The stoned vocal of the rock chorus


And here comes irony. It stands out in the contradiction between our prefabricated notion about the place and the possible story it could host, and the reality of what the film is actually about. It is a game of contrasts – starting from the title, which assumes a cheese romantic comedy rather than a drug addiction tragedy and it actually refers to the title of a traditional popular song from Dalmatia; and wrapping up with the technical details that a sunny Mediterranean town is depicted by night, in black and white. It is a place of cheap alcohol and easy sex for tourists but also a place where kids have access to guns, underage girls sell bodies for heroin and even first time sex could not be exciting enough without ecstasy.

A flying frame over the old town of Split


Irony provides a distant point of view as well. Together with the alienation effect of the black and white, there is a therapeutic impact too. Along with absurdism, irony has been widely used as a survival tool in the post-war films from Western Balkans such as Pretty Village, Pretty Flame (Federal Republic of Yugoslavia, 1996, dir. Srdjan Dragoevic), Fuse (Bosnia and Herzegovina, 2003, Pjer Zalica), The Tour (Serbia, 2008, Goran Markovic). Surviving loss and destruction through bitter laughter. So you manage to go forward.

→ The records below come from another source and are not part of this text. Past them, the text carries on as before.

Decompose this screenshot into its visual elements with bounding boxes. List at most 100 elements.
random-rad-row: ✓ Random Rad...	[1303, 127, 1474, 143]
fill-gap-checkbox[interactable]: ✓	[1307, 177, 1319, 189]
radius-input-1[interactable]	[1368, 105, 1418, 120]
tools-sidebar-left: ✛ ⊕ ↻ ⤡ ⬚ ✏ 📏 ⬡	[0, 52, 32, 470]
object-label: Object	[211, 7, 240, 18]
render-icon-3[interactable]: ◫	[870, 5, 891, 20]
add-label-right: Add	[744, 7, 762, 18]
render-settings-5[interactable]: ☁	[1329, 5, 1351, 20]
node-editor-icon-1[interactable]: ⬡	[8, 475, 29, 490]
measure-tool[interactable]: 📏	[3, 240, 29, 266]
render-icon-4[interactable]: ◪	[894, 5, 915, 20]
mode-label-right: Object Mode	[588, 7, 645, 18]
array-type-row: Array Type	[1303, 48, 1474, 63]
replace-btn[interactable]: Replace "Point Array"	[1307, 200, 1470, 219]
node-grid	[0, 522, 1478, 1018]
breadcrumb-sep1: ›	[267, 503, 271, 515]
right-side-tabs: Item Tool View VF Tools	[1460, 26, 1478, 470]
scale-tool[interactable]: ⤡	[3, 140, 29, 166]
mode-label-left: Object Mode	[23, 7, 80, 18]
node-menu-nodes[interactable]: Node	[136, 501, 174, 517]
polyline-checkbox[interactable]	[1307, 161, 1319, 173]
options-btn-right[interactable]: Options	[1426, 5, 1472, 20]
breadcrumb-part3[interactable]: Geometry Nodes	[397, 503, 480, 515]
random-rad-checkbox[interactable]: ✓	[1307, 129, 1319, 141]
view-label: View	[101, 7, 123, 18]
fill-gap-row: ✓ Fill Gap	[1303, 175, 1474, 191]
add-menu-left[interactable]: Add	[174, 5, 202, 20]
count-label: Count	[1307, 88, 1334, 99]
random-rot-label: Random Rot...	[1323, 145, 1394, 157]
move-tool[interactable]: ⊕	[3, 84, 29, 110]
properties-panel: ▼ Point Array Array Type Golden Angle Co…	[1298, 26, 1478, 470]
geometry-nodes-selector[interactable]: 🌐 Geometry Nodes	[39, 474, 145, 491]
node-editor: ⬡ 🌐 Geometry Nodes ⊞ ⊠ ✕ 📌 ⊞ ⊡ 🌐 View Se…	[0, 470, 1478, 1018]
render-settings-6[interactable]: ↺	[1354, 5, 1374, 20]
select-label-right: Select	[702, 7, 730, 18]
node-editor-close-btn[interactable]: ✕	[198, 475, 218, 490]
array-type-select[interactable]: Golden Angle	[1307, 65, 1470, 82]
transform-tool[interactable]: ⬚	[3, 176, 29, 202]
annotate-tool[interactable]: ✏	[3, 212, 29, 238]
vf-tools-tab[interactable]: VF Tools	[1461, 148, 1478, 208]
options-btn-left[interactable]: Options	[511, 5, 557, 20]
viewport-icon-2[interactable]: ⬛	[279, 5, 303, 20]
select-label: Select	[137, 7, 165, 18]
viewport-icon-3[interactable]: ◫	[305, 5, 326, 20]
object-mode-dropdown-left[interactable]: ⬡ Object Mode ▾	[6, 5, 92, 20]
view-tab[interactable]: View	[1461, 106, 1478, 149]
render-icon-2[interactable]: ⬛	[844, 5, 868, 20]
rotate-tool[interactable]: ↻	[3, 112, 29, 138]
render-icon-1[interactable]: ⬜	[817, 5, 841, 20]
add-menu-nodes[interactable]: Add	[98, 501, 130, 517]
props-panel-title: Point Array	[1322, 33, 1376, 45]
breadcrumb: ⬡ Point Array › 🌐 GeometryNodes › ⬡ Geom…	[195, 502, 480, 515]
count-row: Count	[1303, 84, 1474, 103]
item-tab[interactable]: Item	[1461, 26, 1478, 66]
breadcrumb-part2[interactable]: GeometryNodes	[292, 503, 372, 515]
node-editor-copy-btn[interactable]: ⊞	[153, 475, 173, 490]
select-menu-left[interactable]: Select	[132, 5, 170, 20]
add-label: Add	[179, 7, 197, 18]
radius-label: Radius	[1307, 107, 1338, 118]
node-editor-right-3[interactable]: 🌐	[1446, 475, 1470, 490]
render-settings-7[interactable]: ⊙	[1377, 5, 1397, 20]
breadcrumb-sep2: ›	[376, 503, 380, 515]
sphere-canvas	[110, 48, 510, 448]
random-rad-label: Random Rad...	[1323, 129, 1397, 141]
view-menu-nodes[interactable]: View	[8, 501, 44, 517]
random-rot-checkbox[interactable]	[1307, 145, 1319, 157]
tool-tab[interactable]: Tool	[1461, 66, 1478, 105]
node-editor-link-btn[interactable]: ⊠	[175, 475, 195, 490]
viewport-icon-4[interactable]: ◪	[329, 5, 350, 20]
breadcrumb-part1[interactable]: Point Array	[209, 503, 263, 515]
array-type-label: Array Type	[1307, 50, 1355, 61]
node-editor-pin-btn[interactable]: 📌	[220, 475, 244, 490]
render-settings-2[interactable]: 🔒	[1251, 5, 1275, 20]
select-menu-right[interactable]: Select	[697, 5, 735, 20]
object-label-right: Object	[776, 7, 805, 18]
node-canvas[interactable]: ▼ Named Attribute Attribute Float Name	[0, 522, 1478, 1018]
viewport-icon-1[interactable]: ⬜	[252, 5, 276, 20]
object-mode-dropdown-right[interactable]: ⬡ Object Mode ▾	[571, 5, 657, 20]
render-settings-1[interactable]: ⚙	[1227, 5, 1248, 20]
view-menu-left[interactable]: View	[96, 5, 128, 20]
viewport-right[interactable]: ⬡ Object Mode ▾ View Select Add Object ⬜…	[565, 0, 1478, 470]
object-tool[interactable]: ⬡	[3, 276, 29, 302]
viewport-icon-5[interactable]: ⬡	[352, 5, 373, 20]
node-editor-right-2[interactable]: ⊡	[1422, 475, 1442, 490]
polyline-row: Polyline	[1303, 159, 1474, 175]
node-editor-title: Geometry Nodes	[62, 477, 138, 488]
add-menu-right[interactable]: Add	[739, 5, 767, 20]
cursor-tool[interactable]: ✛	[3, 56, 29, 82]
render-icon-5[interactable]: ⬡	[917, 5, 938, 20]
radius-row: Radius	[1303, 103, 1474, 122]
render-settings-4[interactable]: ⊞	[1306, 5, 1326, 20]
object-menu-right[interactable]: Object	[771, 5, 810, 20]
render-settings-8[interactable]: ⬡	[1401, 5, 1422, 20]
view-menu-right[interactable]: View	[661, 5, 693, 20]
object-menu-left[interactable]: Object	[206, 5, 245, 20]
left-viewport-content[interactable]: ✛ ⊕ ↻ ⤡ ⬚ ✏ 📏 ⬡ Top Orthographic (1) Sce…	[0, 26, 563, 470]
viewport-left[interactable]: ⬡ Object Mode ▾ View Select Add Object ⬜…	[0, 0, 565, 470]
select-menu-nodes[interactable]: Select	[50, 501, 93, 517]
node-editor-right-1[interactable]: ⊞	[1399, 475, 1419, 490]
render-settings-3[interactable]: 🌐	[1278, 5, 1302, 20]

Emphasizing on desperation by elaborating on the drug addiction problem might seem an expected and not really original approach to any post-war period but is actually the most truthful to the condition of the affected by the events as there was indeed a drug abuse problem in Split in the 90´s. It was probably the easiest, most accessible and most irreversible way to escape unbearable reality of post-war destruction. Instead of showing physical ruins, the author´s approach is to emphasize on the troubled souls. And sadly enough reality mingles with fiction in a horrifying way – the landmark actor Dino Dvornik who was a popular Croatian pop singer and whose close-up opens the film was found dead after an overdose four years after “A Wonderul Night in Split”´s premiere. Life turns to be the most authentic and cruel scriptwriter.